Who would you prefer for a boss or colleague: An authentic person who is at peace with themselves or an inauthentic person who isn’t?

Leadership is truly about PRESENCE, not position.

Embarking on a Journey

This week I had the privilege of meeting with two remarkable women, my friends Tanya Koshowski and Dianne McConnell, as we begin a journey to rebrand the Authentic Leadership Academies. I’m thrilled to be working with these generous and wise individuals and look forward to keeping you posted as our renewed model unfolds.

And, if you are looking for an incredible experience in the Canadian Rockies in Nordegg, Alberta, check out Natures Getaway Mountain Resort.

Drive of Champions Fundraiser

It was an amazing day at Drive of Champions, a unique fundraiser hosted by the Calgary Police Youth Foundation at Spruce Meadows.
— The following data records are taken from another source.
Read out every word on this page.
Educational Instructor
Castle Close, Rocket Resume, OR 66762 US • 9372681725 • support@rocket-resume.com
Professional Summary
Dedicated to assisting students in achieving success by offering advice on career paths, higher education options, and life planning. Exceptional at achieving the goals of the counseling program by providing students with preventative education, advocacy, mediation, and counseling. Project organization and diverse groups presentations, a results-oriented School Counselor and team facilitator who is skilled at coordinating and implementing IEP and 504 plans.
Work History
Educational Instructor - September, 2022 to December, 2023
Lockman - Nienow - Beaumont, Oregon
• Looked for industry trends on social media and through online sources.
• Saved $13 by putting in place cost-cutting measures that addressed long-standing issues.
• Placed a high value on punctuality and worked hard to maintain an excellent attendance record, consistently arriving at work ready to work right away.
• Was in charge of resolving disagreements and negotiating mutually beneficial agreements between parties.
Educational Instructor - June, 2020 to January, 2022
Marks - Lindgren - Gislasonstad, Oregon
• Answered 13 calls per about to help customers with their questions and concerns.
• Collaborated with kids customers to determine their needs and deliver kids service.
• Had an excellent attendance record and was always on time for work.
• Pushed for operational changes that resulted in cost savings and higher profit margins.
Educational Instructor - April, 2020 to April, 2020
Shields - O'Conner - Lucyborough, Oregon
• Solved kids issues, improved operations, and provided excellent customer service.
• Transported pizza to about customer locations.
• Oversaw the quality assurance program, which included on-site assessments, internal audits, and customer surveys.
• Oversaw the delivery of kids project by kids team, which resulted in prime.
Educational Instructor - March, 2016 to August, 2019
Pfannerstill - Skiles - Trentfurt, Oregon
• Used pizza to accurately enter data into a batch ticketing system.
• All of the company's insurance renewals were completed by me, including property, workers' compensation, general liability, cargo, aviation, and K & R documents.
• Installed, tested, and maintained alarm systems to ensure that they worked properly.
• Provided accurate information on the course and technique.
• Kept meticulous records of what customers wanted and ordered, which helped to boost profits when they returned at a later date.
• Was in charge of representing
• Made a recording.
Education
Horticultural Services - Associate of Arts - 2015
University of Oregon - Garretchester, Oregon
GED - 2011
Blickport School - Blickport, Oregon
All proceeds go to support children and youth by keeping them safe from crime and victimization through crime prevention, education, and early intervention programs.

Attendees, car enthusiasts, and members of the public had an opportunity to see some of the most exhilarating cars, take pictures, and meet the owners! It was great to be there with my nephew who got to ride in a Lamborghini!

Thanks Chad for making it an incredible experience for Sebastien. And thanks Calgary City Police for all you do in our community.

What do you do when someone on your team stops caring – and what if that person is you?

Caring is a part of who we are. If you’ve stopped caring, it is a coping strategy in response to stress. Not caring means you have built a wall to protect yourself. Maybe you’ve been hurt and are shielding yourself from further pain. Or perhaps you are exhausted from too many demands and expectations of others. Maybe you’re burned out from being pulled in too many directions and are simply backing away.

If this is a person on your team, treat it as an opportunity to explore this with them. If it is you, explore these issues with yourself. Remember that there is a legitimate reason that you stopped caring. There’s no sense judging yourself for it, but by all means, get to the bottom of it so you can open your heart and move forward with compassion. Life is more enjoyable and fulfilling when you bring yourself back to a caring place. And be sure you get there in a caring way.